Ketika membuka ponsel atau komputer, hal-hal ‘berisik’ akan hadir lewat huruf dan frasa. Keluar dari rumah, bunyi tangisan bayi dan las menggema. Menyentuh jalan raya, suara kendaraan berdiesel menyentak telinga. Seolah dikepung oleh kebisingan, rasanya lebih baik menghilang dan pergi ke “dunia putih”.

Hidup sendiri jauh dari orang-orang dan hal yang berisik mungkin menjadi keinginan sebagian orang di dunia ini. Siapa juga yang tidak ingin ketenangan? Apalagi ketika hidup kita tiap harinya dikelilingi oleh manusia-manusia dengan berbagai jenis mulut.

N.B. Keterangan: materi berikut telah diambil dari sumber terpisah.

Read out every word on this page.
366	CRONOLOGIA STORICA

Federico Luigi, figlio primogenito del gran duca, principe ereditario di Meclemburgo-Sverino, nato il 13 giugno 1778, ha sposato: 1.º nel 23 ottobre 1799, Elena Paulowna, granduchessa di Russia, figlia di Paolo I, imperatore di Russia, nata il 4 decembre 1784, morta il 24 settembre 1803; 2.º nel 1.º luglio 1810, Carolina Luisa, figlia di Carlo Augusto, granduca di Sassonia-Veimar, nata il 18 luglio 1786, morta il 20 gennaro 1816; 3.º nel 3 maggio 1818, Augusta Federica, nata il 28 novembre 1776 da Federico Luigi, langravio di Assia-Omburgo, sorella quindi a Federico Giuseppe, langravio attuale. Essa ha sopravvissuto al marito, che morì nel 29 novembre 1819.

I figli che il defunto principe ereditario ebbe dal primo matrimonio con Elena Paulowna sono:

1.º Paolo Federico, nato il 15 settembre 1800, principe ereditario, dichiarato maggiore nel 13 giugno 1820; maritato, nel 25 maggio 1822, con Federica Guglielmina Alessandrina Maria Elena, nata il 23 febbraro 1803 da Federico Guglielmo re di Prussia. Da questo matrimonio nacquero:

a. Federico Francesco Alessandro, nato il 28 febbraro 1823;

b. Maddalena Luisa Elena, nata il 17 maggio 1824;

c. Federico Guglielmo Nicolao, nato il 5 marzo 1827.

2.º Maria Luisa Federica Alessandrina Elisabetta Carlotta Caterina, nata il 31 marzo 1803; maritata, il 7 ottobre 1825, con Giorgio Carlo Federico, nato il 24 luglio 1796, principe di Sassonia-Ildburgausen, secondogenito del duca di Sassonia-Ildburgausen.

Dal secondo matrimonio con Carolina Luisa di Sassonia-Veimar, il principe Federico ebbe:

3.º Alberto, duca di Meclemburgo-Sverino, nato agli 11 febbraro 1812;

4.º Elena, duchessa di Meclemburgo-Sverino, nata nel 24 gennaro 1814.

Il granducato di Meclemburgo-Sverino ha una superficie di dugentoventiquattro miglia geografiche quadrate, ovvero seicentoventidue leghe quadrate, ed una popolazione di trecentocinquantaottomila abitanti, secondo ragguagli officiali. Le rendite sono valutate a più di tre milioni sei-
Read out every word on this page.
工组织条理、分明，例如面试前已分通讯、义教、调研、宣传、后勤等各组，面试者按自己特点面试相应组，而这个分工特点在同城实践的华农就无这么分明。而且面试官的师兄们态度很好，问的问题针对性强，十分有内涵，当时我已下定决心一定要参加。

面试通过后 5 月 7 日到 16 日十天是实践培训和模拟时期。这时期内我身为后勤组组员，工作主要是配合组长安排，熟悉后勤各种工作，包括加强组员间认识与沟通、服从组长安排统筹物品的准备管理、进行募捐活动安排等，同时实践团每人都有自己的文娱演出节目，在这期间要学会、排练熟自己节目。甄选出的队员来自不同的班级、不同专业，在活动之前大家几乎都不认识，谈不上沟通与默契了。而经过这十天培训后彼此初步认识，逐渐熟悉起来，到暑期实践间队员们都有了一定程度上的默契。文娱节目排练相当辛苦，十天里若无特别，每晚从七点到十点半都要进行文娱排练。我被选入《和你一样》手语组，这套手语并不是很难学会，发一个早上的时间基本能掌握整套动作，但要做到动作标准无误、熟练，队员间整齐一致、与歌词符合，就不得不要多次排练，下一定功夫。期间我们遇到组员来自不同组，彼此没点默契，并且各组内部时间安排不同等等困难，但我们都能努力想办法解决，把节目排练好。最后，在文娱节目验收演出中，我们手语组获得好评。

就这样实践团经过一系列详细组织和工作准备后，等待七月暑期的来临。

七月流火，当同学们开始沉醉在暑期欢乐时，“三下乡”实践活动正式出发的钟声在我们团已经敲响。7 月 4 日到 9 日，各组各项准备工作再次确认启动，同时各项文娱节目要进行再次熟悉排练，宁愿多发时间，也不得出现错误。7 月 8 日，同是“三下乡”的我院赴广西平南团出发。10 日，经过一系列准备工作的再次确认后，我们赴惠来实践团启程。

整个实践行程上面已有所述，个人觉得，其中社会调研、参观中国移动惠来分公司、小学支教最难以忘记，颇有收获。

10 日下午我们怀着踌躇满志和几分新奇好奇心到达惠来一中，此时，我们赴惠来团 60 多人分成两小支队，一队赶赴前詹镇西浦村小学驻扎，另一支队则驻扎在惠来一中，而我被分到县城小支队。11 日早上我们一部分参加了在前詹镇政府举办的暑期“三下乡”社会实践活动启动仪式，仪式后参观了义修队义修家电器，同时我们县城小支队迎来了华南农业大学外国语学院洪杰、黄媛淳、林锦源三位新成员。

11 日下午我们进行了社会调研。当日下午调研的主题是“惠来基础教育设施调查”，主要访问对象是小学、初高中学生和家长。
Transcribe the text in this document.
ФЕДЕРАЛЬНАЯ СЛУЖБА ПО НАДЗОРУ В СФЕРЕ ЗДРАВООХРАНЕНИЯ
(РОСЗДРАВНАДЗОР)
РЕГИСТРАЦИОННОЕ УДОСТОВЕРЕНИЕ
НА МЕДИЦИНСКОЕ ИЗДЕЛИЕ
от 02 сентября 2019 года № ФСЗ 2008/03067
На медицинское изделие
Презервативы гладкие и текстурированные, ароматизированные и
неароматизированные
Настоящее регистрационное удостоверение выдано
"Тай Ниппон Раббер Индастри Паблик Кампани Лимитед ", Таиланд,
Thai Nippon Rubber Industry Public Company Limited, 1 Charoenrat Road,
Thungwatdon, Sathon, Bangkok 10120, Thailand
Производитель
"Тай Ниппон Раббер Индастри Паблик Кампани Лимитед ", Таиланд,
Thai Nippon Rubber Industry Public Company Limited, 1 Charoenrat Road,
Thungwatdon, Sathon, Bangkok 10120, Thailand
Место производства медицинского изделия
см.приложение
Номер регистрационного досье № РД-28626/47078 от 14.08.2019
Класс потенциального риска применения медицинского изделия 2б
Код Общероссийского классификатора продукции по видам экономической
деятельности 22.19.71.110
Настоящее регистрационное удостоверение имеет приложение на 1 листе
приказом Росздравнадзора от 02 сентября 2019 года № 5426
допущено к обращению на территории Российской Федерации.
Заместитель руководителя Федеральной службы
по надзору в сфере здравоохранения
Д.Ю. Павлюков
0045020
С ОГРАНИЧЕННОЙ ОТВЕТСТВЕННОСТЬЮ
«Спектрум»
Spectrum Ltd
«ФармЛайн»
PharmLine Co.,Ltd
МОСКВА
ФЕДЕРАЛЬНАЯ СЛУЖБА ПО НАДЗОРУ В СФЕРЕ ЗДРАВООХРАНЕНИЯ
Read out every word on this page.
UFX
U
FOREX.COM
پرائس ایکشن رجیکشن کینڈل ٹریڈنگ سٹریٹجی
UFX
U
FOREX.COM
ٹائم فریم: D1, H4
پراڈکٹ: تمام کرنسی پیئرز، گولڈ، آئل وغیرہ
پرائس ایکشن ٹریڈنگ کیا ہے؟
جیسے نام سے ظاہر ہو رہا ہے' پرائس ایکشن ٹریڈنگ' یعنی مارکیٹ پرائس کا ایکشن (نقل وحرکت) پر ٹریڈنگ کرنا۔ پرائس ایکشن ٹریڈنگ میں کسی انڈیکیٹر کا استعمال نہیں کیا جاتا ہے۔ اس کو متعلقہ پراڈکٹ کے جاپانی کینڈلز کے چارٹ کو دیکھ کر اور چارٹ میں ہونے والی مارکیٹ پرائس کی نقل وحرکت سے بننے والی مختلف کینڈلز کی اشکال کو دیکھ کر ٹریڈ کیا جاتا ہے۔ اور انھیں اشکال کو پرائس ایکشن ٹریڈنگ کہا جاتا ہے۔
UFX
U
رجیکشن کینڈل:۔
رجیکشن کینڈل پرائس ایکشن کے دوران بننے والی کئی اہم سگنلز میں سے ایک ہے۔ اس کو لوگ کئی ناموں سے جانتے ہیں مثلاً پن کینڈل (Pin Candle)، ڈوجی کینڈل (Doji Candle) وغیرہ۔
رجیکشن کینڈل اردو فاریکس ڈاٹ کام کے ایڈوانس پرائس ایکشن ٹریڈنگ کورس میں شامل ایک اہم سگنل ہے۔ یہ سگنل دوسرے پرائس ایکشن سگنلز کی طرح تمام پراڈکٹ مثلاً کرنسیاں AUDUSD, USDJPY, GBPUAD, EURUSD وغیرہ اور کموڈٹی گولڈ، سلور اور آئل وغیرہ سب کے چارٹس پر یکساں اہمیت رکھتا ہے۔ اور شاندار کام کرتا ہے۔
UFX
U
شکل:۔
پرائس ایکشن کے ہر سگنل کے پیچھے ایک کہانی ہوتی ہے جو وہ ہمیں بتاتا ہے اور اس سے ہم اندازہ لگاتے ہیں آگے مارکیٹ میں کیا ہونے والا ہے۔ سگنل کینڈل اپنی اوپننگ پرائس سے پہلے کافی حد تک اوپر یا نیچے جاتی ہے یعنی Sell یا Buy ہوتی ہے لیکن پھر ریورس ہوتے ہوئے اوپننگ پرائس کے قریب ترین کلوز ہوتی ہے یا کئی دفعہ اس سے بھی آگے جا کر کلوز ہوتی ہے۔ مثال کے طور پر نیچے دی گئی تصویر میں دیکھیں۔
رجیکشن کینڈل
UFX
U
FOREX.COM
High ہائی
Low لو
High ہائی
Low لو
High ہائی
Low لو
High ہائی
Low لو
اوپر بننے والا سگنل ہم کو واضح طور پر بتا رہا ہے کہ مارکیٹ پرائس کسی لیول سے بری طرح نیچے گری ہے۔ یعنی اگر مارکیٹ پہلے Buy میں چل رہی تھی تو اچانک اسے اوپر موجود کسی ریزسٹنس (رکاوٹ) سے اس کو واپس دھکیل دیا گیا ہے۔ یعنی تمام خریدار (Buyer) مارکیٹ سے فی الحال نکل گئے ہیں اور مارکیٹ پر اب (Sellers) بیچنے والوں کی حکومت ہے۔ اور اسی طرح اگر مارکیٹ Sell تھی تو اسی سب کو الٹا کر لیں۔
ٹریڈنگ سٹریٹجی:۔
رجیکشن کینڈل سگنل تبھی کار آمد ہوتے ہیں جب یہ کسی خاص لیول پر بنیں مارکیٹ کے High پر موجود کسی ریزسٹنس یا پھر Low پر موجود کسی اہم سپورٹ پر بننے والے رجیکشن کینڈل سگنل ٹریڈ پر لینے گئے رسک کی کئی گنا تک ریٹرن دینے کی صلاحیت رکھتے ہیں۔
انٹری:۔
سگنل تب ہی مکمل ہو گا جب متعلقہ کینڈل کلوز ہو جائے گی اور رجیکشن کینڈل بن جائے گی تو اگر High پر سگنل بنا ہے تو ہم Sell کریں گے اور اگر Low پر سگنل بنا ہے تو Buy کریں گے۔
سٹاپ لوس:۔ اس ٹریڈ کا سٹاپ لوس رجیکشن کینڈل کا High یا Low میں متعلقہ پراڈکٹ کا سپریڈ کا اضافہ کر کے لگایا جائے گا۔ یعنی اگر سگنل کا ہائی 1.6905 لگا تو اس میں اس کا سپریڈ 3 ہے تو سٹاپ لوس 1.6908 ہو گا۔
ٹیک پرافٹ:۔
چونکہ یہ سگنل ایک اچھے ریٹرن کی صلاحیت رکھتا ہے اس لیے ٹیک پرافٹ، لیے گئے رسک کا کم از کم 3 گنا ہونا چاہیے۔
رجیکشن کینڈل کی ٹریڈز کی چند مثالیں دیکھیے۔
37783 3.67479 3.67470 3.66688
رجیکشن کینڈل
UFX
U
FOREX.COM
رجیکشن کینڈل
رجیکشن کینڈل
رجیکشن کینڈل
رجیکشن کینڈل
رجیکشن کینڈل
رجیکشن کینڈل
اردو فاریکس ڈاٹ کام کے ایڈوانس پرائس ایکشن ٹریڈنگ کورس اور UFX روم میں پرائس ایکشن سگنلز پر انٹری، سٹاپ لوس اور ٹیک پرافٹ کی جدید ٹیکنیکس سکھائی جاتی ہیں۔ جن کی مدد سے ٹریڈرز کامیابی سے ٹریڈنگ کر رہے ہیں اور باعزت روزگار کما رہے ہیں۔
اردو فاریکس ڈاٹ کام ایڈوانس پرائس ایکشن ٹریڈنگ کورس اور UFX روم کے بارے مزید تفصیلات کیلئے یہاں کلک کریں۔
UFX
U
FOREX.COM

Saya tahu, kebanyakan orang-orang tidak akan atau sulit untuk melepaskan diri dari ponsel. Suara notifikasi entah dari media sosial atau aplikasi chating, kadang (selalu) merangsang telinga kita. Dimana rangsangan itu akan diteruskan ke saraf otak dan memberi dopamin yang kita inginkan. Sehingga membuat, ketika mendengar bunyi notifikasi, tubuh kita langsung bergerak untuk menyalakan ponsel dan melihat pesan yang masuk.

Jika kebisingan kecil semacam itu sulit untuk kita hindari, apa daya diri kita yang menginginkan ketenangan. Sebab, mau bagaimana pun, setidaknya kita perlu mengistirahatkan pikiran kita dari segala keramaian. Beri waktu untuk tubuh kita bergerak dalam keheningan.

Namun, keheningan mungkin bukan sesuatu yang baik pula. Terkadang keheningan malah membuat otak kita berimajinasi sendiri dan menciptakan skenario yang bisa jadi lebih mengganggu dari kebisingan yang ingin kita hindari. Lagi pula, seperti yang ditulis dibuku-buku pelajaran sekolah, kita ini makhluk sosial — hidup dalam kebisingan dan mati dalam keheningan.

Bahkan orang-orang yang punya keingingan untuk hidup sendiri dan bekerja sendiri (individualis), perlahan menunjukkan hidung mereka, sadar bahwa hidup ini tak bisa hanya mengandalkan diri sendiri.

Dunia berubah sepanjang waktu. Waktu-waktu yang bergerak cepat itu membawa kita dalam era yang modern ini. Semakin maju negara kita dan dunia, mungkin hidup dalam keheningan hanya menjadi sebuah mimpi bagi banyak orang.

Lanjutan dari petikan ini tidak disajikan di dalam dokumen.